We clearly detect a kind of instrumental jitter caused by the rough re-pointing scheme used in the observations, since the telescopes were re-positioned every 20 s to follow the satellite. Furthermore, a trend in the GLONASS delay is clearly seen and it is probably related to undetermined clock offsets and clock rates at the stations. This trend could also be caused for example by imperfections in the delay model mainly due to the troposphere, ionosphere, etc.

The attempt of an array calibration by observations of natural radio sources seems also to be a limiting factor due to a narrow bandwidth. The use of digital base band convertors (BBC) could allow increasing the bandwidth, thus reducing the stochastic error for the calibrators. Longer observations with more baselines could be helpful to discriminate between them.

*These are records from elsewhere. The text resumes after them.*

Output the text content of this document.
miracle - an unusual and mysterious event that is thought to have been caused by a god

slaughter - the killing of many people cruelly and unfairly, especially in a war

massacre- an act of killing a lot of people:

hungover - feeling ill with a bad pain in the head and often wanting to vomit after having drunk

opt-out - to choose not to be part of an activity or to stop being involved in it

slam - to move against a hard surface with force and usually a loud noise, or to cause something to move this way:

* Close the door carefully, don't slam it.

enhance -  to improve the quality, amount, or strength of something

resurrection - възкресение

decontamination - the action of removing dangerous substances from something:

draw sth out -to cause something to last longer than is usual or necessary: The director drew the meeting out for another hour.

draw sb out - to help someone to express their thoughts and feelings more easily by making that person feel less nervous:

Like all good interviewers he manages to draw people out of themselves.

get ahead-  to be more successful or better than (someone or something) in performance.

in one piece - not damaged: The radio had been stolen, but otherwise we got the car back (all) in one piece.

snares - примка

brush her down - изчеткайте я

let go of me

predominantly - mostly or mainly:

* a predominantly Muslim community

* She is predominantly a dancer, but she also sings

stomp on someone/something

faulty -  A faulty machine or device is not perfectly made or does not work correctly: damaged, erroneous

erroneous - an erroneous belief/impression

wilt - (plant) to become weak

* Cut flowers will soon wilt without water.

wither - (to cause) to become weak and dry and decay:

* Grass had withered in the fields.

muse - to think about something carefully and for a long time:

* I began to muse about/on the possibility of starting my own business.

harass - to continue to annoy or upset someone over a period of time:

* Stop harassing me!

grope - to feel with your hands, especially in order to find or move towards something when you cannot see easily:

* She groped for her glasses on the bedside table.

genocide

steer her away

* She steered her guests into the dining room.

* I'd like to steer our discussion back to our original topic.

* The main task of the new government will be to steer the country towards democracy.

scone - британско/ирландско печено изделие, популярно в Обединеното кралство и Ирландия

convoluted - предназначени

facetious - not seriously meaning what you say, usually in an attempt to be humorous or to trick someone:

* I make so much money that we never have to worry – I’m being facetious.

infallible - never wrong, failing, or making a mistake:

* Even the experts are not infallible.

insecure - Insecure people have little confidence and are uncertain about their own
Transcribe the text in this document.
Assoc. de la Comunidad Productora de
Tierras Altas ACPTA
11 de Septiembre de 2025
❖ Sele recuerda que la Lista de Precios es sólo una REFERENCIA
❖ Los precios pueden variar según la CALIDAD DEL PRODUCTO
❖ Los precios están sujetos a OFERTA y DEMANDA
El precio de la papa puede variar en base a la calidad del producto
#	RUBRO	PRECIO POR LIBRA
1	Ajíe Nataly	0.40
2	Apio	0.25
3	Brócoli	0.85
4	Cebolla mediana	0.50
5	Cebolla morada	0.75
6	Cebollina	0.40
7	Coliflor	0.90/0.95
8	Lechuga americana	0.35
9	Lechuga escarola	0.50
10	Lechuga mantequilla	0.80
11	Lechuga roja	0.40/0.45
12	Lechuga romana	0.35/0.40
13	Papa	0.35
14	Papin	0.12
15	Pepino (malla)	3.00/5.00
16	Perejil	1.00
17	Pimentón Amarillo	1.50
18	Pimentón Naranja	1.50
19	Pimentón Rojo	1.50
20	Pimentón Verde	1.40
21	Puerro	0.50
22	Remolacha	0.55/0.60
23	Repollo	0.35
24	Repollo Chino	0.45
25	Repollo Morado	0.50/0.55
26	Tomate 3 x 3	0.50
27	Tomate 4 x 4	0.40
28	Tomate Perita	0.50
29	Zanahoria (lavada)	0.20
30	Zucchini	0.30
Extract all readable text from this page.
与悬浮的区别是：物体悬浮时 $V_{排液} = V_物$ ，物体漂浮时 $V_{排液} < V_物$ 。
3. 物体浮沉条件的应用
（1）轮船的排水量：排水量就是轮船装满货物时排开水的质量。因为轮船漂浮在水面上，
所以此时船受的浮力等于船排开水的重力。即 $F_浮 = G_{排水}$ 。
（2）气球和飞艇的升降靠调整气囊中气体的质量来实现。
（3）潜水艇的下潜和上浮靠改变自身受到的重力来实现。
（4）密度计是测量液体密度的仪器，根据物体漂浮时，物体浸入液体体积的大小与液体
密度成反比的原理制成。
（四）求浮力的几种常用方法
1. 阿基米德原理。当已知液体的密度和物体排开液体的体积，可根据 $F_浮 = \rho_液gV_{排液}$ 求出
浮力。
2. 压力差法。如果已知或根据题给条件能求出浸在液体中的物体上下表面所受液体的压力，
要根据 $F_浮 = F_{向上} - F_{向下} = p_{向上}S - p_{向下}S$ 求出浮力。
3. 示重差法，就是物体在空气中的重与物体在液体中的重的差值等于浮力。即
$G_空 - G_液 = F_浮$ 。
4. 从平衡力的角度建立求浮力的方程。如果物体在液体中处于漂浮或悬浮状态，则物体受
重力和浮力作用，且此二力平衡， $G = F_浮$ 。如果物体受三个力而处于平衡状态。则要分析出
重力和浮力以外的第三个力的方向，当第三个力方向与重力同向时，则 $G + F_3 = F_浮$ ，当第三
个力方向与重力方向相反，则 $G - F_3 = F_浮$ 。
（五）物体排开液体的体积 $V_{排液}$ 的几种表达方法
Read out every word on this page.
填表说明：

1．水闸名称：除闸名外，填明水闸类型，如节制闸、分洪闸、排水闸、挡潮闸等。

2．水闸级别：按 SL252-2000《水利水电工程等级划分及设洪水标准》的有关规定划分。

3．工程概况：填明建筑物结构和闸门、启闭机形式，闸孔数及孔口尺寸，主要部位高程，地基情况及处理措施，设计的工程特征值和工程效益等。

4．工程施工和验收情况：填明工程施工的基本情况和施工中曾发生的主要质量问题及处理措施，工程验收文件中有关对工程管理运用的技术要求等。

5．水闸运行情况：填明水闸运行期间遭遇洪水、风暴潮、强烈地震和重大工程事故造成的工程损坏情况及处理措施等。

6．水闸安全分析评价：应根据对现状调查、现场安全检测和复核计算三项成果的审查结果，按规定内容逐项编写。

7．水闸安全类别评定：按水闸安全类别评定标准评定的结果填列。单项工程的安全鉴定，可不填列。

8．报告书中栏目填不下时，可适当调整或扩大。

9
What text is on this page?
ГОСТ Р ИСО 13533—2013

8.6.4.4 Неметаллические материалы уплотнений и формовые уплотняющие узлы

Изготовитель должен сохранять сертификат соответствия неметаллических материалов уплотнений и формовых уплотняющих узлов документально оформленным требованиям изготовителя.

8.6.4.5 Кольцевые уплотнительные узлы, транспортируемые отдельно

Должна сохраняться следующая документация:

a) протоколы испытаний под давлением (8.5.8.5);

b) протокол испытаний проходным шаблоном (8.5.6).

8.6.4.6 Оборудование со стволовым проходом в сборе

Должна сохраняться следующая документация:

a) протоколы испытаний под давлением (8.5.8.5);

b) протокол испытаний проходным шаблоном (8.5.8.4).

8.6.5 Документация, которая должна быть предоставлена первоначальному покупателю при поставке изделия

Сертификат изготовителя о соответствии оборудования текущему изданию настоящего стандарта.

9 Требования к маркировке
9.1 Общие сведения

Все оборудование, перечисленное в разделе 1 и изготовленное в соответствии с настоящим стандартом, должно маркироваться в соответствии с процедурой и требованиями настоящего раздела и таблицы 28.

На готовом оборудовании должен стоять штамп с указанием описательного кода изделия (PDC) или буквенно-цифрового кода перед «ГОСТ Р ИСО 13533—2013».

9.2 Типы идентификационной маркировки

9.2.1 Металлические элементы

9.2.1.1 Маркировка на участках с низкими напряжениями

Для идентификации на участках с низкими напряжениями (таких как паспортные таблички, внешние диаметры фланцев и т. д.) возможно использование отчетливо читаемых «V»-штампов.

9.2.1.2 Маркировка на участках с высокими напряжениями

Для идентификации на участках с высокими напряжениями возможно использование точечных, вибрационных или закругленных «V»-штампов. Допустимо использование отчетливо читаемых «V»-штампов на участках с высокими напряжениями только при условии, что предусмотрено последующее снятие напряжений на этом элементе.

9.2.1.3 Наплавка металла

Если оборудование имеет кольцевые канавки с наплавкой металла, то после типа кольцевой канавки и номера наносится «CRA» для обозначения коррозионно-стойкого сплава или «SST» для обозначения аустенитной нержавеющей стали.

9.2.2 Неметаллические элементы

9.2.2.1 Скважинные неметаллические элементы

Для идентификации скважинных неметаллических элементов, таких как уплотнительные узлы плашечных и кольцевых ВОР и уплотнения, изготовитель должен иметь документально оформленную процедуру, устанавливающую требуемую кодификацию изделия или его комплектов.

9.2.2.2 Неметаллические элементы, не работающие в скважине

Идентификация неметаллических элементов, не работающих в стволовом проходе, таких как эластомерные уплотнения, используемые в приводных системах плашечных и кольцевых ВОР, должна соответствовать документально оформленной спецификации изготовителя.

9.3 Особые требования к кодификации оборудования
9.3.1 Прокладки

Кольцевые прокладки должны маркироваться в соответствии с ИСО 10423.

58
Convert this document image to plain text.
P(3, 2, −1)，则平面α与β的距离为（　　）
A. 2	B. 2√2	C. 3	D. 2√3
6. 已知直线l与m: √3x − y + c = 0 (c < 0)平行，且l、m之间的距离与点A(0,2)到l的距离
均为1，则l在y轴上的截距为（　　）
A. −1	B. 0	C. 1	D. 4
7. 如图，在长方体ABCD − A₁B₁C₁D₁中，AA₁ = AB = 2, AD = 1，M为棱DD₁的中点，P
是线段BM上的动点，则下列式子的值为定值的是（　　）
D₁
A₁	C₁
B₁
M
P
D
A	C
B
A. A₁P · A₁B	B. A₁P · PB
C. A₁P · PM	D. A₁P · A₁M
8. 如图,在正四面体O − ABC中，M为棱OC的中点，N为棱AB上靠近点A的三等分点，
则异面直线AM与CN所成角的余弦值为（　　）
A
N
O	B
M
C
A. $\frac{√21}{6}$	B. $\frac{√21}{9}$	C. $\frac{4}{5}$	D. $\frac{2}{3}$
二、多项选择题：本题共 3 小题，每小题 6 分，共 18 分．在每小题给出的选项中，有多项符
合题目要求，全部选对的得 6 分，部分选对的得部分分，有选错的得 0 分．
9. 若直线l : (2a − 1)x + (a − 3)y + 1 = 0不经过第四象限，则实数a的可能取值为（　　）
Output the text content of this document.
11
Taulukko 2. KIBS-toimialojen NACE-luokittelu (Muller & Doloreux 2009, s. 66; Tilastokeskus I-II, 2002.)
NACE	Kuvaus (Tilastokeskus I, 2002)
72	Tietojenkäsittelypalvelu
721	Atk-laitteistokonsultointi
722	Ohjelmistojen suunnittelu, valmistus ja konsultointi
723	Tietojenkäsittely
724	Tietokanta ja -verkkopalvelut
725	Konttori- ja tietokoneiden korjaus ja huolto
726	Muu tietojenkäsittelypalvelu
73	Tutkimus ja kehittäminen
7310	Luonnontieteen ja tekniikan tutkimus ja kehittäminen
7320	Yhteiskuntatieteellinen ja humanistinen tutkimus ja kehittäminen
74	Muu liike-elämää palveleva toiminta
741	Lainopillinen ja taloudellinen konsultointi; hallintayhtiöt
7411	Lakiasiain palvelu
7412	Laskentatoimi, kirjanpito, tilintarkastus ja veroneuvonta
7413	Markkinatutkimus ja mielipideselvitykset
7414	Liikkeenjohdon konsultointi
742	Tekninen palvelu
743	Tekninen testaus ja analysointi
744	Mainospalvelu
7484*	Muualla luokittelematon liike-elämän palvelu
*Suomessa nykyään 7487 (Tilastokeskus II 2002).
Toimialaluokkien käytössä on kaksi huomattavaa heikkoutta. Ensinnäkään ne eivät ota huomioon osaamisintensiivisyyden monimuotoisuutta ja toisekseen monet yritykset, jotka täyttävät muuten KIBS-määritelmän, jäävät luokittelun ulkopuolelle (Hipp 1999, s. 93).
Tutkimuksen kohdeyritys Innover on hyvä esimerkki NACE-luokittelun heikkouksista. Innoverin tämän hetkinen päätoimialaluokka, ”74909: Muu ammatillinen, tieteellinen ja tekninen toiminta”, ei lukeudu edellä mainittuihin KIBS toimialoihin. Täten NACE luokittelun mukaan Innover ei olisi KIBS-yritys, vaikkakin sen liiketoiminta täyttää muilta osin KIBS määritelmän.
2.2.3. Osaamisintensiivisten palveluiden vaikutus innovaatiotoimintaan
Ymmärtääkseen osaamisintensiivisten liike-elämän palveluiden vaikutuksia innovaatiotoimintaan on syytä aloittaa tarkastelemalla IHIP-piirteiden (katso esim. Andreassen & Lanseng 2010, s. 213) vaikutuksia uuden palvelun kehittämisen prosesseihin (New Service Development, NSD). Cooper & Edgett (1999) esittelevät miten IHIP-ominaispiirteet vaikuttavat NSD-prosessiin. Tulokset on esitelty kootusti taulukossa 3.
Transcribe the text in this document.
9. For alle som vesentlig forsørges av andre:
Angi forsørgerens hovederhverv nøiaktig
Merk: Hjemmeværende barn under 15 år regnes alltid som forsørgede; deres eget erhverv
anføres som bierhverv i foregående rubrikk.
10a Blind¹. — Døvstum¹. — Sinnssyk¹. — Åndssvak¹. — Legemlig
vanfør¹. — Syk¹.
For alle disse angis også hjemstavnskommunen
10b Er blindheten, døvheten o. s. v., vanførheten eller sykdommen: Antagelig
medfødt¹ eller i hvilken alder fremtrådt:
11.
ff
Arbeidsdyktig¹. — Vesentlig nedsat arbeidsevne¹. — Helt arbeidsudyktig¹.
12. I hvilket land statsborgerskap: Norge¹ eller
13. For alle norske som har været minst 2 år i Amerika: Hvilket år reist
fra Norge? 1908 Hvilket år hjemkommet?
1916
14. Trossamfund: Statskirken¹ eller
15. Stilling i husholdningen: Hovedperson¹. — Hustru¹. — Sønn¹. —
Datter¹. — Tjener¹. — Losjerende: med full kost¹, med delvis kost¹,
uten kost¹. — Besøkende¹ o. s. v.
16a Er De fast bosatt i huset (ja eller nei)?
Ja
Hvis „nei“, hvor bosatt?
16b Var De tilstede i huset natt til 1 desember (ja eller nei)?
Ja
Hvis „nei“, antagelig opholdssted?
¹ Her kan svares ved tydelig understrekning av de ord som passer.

Our next goal is to extend the VLBI network to a number of at least three or four stations tracking the same GNSS satellite to mitigate present bias and determine coordinate of a certain number of satellites. Then we want to test the method of phase referencing between GNSS satellites and background extragalactic sources, using more calibrators at small angular distances from each satellite and contemporary visible at all the stations. To reach this goal several problems still need to be solved. One major requirement is that a large enough number of stations with L-band receivers is available. It is necessary to observe on both frequencies for each GNSS constellation in order to be able to solve for ionospheric effects without using external data. Other major improvements concern the automation of the scheduling and the determination of signal attenuations, and the satellite tracking capabilities inside the FS (Field System) itself. It is also necessary to improve the import of the correlation results into analysis software packages like AIPS (Astronomical Image Processing System) (Greisen 1998), and Calc/Solve (Ma et al. 1990), where also the “near field” delay model needs to be implemented.

5 Conclusions and Outlook

We have found interferometric response from observations of signals of a GLONASS satellite and a background extragalactic radio sources in the same VLBI experiment using the same receivers and the same VLBI setup. This proves that direct VLBI observations of GNSS satellite signals are possible and have the potential to contribute to an improved connection between VLBI and GNSS frames. The scatter of the residual delays for the GLONASS satellites is 15 ps and for the radio source 260 ps over 1 min. Future work will focus on an improvement of the delay models and observations with larger VLBI networks and fast switching between natural radio sources and GNSS satellites to help to improve the link between the frames.